Interpretation: I had heard of throwing salt over your shoulder for good luck, but not in the context of after a funeral. I found that is a very common Buddhist folk tradition for scaring off spirits, as my subject mentioned. I thought it interesting that she learned the tradition in Hawaii, and it has Buddhist roots. I think that shows how culturally diverse Hawaii is. In addition to that, it is also a Christian tradition to throw salt over the left shoulder, because many Christians believe the devil lingers on the left shoulder and it can “blind” him. The Christian folk belief is likely how it was popularized in America. It was interesting how my subject described the tradition as being as customary as wearing black to a funeral. I think that traditions and rituals can become so normal that we take them for granted and subsequently forget the reasoning behind them.

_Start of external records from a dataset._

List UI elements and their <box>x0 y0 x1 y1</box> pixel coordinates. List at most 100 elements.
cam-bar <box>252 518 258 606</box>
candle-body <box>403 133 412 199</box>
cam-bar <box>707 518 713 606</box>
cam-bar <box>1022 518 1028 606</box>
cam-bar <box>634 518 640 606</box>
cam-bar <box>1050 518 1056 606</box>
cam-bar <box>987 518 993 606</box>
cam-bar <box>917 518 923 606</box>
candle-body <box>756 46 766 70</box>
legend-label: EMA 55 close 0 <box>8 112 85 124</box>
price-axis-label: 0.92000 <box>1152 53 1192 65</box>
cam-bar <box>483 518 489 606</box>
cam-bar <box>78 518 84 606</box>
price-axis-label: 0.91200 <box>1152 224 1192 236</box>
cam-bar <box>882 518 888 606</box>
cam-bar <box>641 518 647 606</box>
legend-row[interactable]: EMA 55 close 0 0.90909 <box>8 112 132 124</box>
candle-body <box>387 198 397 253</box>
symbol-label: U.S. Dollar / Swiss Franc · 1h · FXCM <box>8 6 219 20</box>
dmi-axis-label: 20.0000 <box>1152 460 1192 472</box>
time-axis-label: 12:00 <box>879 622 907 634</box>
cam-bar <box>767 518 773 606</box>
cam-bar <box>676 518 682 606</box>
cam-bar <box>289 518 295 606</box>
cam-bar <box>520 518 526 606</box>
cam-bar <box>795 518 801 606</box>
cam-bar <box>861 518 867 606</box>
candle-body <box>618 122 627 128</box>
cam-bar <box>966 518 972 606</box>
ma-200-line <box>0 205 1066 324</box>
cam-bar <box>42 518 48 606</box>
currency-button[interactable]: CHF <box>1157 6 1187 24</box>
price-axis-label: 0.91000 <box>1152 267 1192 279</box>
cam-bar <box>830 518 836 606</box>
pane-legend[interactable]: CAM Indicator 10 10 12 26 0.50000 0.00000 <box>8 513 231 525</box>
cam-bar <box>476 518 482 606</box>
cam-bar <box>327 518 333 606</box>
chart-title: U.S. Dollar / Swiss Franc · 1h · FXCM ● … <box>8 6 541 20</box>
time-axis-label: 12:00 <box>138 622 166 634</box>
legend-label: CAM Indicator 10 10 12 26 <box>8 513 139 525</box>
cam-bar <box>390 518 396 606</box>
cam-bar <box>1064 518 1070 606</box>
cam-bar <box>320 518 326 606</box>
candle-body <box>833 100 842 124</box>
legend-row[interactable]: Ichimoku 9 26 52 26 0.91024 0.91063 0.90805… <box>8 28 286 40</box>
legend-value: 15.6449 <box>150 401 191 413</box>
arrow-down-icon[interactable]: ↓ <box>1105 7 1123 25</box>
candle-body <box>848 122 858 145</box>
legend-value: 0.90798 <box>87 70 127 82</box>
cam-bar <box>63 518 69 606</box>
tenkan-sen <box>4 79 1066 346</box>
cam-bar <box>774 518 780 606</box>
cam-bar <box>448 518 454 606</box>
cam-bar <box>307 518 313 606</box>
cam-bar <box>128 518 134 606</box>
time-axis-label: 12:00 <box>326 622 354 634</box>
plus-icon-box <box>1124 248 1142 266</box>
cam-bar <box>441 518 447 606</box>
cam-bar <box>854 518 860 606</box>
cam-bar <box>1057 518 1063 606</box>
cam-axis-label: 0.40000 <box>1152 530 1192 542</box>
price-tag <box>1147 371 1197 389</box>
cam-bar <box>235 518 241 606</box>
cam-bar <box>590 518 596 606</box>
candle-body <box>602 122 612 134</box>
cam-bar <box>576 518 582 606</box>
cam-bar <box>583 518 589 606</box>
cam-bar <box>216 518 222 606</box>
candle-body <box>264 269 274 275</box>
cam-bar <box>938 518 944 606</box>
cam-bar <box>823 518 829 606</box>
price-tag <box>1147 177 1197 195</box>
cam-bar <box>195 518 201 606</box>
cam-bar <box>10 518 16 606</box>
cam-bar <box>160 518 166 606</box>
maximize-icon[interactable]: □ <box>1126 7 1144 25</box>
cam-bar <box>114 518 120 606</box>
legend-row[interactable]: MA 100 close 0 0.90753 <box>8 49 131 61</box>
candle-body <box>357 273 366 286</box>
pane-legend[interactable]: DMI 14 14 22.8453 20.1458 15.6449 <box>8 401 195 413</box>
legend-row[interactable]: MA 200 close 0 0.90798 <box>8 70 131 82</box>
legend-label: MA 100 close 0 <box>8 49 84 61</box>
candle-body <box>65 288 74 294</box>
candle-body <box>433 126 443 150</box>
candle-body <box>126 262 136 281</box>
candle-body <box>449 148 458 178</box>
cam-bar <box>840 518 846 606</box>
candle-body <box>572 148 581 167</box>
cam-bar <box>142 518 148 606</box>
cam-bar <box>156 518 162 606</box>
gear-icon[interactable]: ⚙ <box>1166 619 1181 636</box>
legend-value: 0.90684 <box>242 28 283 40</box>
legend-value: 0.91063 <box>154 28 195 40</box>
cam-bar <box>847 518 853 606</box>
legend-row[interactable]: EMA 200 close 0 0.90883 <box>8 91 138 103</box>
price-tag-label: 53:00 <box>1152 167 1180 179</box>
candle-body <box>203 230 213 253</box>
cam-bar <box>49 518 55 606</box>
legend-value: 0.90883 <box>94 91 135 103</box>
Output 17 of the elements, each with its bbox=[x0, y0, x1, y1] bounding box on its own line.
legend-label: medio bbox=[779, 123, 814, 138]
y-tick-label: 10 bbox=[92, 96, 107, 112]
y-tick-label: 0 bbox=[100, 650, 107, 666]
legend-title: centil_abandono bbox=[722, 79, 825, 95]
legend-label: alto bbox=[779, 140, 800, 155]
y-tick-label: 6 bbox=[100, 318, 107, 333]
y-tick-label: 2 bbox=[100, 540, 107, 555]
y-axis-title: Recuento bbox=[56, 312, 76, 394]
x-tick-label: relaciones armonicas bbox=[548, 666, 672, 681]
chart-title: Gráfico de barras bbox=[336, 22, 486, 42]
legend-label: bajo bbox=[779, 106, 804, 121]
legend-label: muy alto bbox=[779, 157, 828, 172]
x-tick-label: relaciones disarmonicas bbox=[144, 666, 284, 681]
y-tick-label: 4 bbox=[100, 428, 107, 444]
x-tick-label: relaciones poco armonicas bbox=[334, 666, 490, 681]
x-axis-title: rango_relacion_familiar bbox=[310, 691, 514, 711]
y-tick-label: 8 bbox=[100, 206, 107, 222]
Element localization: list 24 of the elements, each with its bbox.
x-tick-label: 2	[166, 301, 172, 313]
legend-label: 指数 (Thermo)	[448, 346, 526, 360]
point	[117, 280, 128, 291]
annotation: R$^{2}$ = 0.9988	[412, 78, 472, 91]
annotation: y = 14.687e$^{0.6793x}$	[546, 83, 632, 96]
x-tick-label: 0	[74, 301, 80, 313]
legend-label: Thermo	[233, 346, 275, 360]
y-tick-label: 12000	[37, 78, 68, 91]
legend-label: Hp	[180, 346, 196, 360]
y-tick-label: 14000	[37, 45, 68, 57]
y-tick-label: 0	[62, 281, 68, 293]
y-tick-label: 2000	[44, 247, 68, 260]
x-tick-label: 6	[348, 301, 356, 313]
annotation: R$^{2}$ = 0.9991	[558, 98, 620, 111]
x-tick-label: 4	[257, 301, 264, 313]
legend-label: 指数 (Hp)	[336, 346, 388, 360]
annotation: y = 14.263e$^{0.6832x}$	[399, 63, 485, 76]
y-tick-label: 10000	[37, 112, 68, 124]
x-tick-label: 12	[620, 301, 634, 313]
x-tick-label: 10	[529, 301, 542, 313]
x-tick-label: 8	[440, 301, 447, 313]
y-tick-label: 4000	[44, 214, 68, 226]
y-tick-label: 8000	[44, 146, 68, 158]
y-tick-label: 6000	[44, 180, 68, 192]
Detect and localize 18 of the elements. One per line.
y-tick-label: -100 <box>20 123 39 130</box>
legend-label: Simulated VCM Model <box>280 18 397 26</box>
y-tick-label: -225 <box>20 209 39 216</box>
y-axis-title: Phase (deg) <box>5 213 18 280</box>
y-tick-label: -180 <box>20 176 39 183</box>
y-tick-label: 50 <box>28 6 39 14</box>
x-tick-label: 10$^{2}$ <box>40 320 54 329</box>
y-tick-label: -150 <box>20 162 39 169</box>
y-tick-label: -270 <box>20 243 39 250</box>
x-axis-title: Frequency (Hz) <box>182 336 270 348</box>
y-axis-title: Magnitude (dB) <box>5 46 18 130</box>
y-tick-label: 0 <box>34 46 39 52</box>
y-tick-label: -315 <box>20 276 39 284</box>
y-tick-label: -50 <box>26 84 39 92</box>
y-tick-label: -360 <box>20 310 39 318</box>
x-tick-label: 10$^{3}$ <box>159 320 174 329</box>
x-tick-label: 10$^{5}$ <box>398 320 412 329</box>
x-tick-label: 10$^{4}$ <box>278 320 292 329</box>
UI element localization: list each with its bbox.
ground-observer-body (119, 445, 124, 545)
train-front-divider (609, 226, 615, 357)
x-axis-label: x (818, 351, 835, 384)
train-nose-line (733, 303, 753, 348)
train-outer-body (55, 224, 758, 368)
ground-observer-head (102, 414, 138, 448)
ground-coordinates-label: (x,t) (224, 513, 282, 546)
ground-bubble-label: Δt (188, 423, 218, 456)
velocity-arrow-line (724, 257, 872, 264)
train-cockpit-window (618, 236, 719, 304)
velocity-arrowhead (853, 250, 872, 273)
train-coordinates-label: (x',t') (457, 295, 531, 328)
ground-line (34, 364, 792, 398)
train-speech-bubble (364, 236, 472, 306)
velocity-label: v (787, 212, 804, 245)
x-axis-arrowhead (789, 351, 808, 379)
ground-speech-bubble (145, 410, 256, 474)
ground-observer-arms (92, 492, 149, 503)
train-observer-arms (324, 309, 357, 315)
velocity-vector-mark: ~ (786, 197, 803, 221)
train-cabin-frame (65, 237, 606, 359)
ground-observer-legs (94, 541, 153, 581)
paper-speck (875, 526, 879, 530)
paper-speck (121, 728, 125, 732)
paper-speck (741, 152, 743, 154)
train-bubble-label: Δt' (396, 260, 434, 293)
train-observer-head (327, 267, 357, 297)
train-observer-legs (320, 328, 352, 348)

For more on the topic, see:

Pettit, Carl. “Why Do We Throw Salt Over Our Shoulders for Good Luck?” TSM Interactive. Jan. 4, 2012. (Dec. 10, 2014) http://tsminteractive.com/salt-shoulders-good-luck/

Sue, Granny. “Pass the Salt Please: Salt Folklore and Superstitions.” Pass the Salt Please: Salt Folklore and Superstitions, 5 June 2017, grannysu.blogspot.com/2017/06/pass-salt-please-salt-folklore-and.html.